A velocidade das mudanças e a imprevisibilidade fazem com que nunca estejamos 100% prontos. Experimentar/prototipar, assumir riscos e entender o erro como uma oportunidade de desenvolvimento são requisitos fundamentais.

3. Carreiras “faça você mesmo”

O significado do trabalho mudou radicalmente e as relações tradicionalmente estabelecidas entre empresas e profissionais dão sinais de esgotamento. É fundamental saber trabalhar por projeto com pessoas de diferentes áreas, assumindo uma variedade de papéis (às vezes, ao mesmo tempo).

4. Mentes do futuro

O profissional precisa ter uma visão abrangente acerca do seu repertório: não basta desenvolver o pensamento lógico e habilidades cognitivas, mas também as competências socioemocionais, ampliando e aprofundando o seu leque de experiências.

5. Pensar ecológico

Cada vez mais, é necessário desenvolver projetos de forma colaborativa, trabalhar em rede com pessoas que não são necessariamente parte da sua equipe e pensar em soluções que considerem o impacto para o coletivo.

6. Conect-Ação

Espera-se que os profissionais tenham a capacidade de vincular as pessoas aos seus projetos, gerar uma sensação de pertencimento, fazê-las sentir-se parte do todo e colocar-se no lugar do outro.

Outros dados que apontam para a velocidade das transformações e para um contexto de imprevisibilidade estão em um relatório elaborado pelo Fórum Econômico Mundial, intitulado The Future of Jobs (O futuro do emprego) e publicado em janeiro de 2016. De acordo com esse relatório, em “muitos países e em muitas indústrias, as profissões ou especialidades mais procuradas não existiam há dez ou mesmo cinco anos atrás, e ritmo da mudança vai ser cada vez mais acelerado. De acordo com uma estimativa bastante difundida, 65% das crianças que entram na escola (Fundamental 1) vão acabar trabalhando em tipos de emprego totalmente novos que ainda não existem” (tradução livre).
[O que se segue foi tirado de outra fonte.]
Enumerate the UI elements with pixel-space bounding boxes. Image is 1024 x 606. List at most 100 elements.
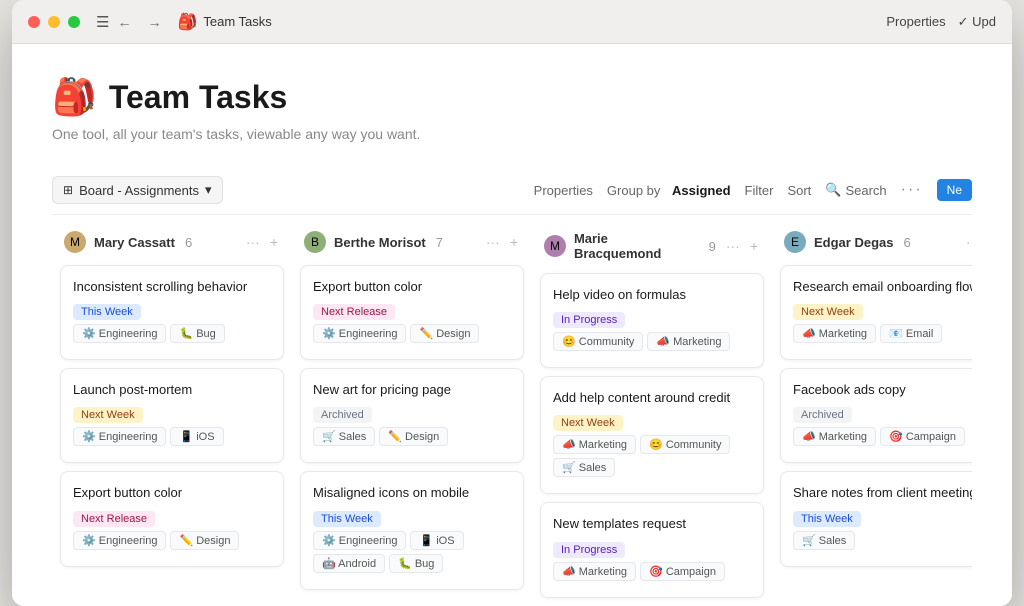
task-title: Misaligned icons on mobile (313, 484, 511, 502)
column-more-button[interactable]: ··· (244, 232, 262, 252)
task-card[interactable]: New art for pricing pageArchived🛒 Sales✏… (300, 368, 524, 463)
task-card[interactable]: Add help content around credit Next Week 📣… (540, 376, 764, 494)
board-label: Board - Assignments (79, 183, 199, 198)
dept-tag: 🛒 Sales (793, 531, 855, 550)
dept-tags: 📣 Marketing🎯 Campaign (793, 427, 972, 446)
status-tag: Next Week (793, 304, 863, 320)
task-card[interactable]: Share notes from client meetingThis Week… (780, 471, 972, 566)
dept-tag: 📣 Marketing (793, 427, 876, 446)
search-area[interactable]: 🔍 Search (825, 182, 886, 198)
column-more-button[interactable]: ··· (964, 232, 972, 252)
task-tags: Next Week (793, 304, 972, 320)
board-column-0: MMary Cassatt6···+Inconsistent scrolling… (52, 231, 292, 606)
column-name: Edgar Degas (814, 235, 893, 250)
column-name: Berthe Morisot (334, 235, 426, 250)
app-window: ☰ ← → 🎒 Team Tasks Properties ✓ Upd 🎒 Te… (12, 0, 1012, 606)
close-button[interactable] (28, 16, 40, 28)
filter-button[interactable]: Filter (745, 183, 774, 198)
task-card[interactable]: Research email onboarding flows Next Week… (780, 265, 972, 360)
dept-tags: 🛒 Sales (793, 531, 972, 550)
page-icon: 🎒 (177, 12, 197, 32)
forward-button[interactable]: → (143, 12, 165, 32)
task-tags: This Week (313, 511, 511, 527)
group-by-value[interactable]: Assigned (672, 183, 731, 198)
column-count: 7 (436, 235, 443, 250)
task-card[interactable]: New templates requestIn Progress📣 Market… (540, 502, 764, 597)
minimize-button[interactable] (48, 16, 60, 28)
task-card[interactable]: Inconsistent scrolling behavior This Week… (60, 265, 284, 360)
dept-tag: 🎯 Campaign (880, 427, 965, 446)
task-card[interactable]: Launch post-mortem Next Week ⚙️ Engineerin… (60, 368, 284, 463)
properties-button[interactable]: Properties (534, 183, 593, 198)
column-avatar: M (64, 231, 86, 253)
column-avatar: M (544, 235, 566, 257)
board-column-1: BBerthe Morisot7···+Export button colorN… (292, 231, 532, 606)
dept-tag: 🎯 Campaign (640, 562, 725, 581)
board-column-3: EEdgar Degas6···+Research email onboardi… (772, 231, 972, 606)
dept-tag: ⚙️ Engineering (73, 324, 166, 343)
task-title: Research email onboarding flows (793, 278, 972, 296)
column-add-button[interactable]: + (268, 232, 280, 252)
status-tag: In Progress (553, 312, 625, 328)
board-selector[interactable]: ⊞ Board - Assignments ▾ (52, 176, 223, 204)
task-tags: This Week (73, 304, 271, 320)
column-count: 9 (709, 239, 716, 254)
status-tag: This Week (313, 511, 381, 527)
task-title: Launch post-mortem (73, 381, 271, 399)
dept-tags: 📣 Marketing🎯 Campaign (553, 562, 751, 581)
column-header: M Marie Bracquemond 9 ··· + (540, 231, 764, 261)
titlebar-actions: Properties ✓ Upd (886, 14, 996, 30)
column-count: 6 (185, 235, 192, 250)
nav-buttons: ← → (113, 12, 165, 32)
task-card[interactable]: Export button colorNext Release⚙️ Engine… (300, 265, 524, 360)
dept-tag: ⚙️ Engineering (73, 427, 166, 446)
column-add-button[interactable]: + (748, 236, 760, 256)
dept-tag: ✏️ Design (170, 531, 239, 550)
sort-button[interactable]: Sort (787, 183, 811, 198)
status-tag: Next Week (553, 415, 623, 431)
task-card[interactable]: Help video on formulas In Progress 😊 Commu… (540, 273, 764, 368)
share-button[interactable]: Properties (886, 14, 945, 29)
traffic-lights (28, 16, 80, 28)
task-title: Help video on formulas (553, 286, 751, 304)
dept-tag: 🛒 Sales (313, 427, 375, 446)
dept-tag: 🤖 Android (313, 554, 385, 573)
task-card[interactable]: Export button colorNext Release⚙️ Engine… (60, 471, 284, 566)
update-button[interactable]: ✓ Upd (958, 14, 996, 30)
task-title: Add help content around credit (553, 389, 751, 407)
maximize-button[interactable] (68, 16, 80, 28)
column-actions: ··· + (484, 232, 520, 252)
more-options-icon[interactable]: ··· (901, 181, 923, 199)
dept-tag: ⚙️ Engineering (313, 531, 406, 550)
back-button[interactable]: ← (113, 12, 135, 32)
column-name: Marie Bracquemond (574, 231, 699, 261)
task-card[interactable]: Misaligned icons on mobile This Week ⚙️ En… (300, 471, 524, 589)
page-title: Team Tasks (109, 79, 287, 116)
dept-tags: 📣 Marketing😊 Community🛒 Sales (553, 435, 751, 477)
task-card[interactable]: Facebook ads copyArchived📣 Marketing🎯 Ca… (780, 368, 972, 463)
dept-tag: ✏️ Design (379, 427, 448, 446)
page-header: 🎒 Team Tasks One tool, all your team's t… (52, 76, 972, 142)
task-tags: Next Week (73, 407, 271, 423)
group-by: Group by Assigned (607, 183, 731, 198)
dept-tag: ⚙️ Engineering (73, 531, 166, 550)
task-title: Inconsistent scrolling behavior (73, 278, 271, 296)
new-button[interactable]: Ne (937, 179, 972, 201)
dept-tag: 📣 Marketing (647, 332, 730, 351)
board-icon: ⊞ (63, 183, 73, 197)
task-tags: In Progress (553, 312, 751, 328)
board-column-2: M Marie Bracquemond 9 ··· + Help video on for… (532, 231, 772, 606)
dept-tag: 😊 Community (553, 332, 643, 351)
page-emoji: 🎒 (52, 76, 97, 118)
task-tags: Next Week (553, 415, 751, 431)
toolbar: ⊞ Board - Assignments ▾ Properties Group… (52, 166, 972, 215)
column-actions: ···+ (964, 232, 972, 252)
dept-tag: 📣 Marketing (553, 435, 636, 454)
column-count: 6 (903, 235, 910, 250)
column-more-button[interactable]: ··· (484, 232, 502, 252)
column-header: MMary Cassatt6···+ (60, 231, 284, 253)
hamburger-icon[interactable]: ☰ (96, 13, 109, 31)
page-title-row: 🎒 Team Tasks (52, 76, 972, 118)
column-add-button[interactable]: + (508, 232, 520, 252)
column-more-button[interactable]: ··· (724, 236, 742, 256)
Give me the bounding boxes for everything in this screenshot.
Isto significa que precisamos colocar foco em um projeto educacional que possibilite a crianças e jovens desenvolver as competências e habilidades necessárias para serem protagonistas de sua história. Uma vez que não é preparar pessoas para um futuro que não se sabe como será, a tarefa da escola é capacitar os estudantes para construírem o seu futuro – ou seja, identificar oportunidades, fazer escolhas e dispor do repertório para poder exercê-las.

E é isso que a Escola Viva tem feito ao longo do tempo. Desafiar os alunos a investigar questões problema e elaborar possíveis soluções (em múltiplos contextos como a aula projeto, a oficina maker, o laboratório de ciências, as aulas de matemática); formar novas perspectivas acerca de um tema por meio de múltiplas linguagens, experiências e referenciais culturais (por exemplo, nas aulas de artes visuais, nos estudos de meio e nas aulas de línguas estrangeiras); desenvolver o senso de colaboração na realização de projetos; trabalhar a desenvoltura física e a expressão corporal nas aulas de artes cênicas e de corpo e movimento; exercitar a fala pública em seminários e fóruns; tocar a sensibilidade e a poesia nas aulas de música e no encontro com o texto literário; constituir o senso de responsabilidade coletiva através de rodas, assembleias e projetos de convivência e voluntariado; favorecer o protagonismo e a autonomia do aluno nas escolhas curriculares e na organização de atividades (PIs – propostas integradas sobre temas transversais e atividades como faz de conta, culinária, marcenaria e programação de jogos; SiV – fórum de debates sobre temas escolhidos pelos alunos; Cine Clube; VivaFest – Festival de Música).

Então… o que afinal é uma escola forte?  É uma escola ‘viva’, sintonizada com o seu tempo e orientada para formar pessoas competentes e sensíveis, capazes de pensar fora da caixa e construir suas trajetórias, pensando nos percursos individuais, mas também na responsabilidade que cada um tem em relação à constituição do bem comum. Orientamos as nossas práticas para que os alunos aprendam a fazer boas perguntas, lidar com questões complexas e fazer o futuro acontecer a cada dia.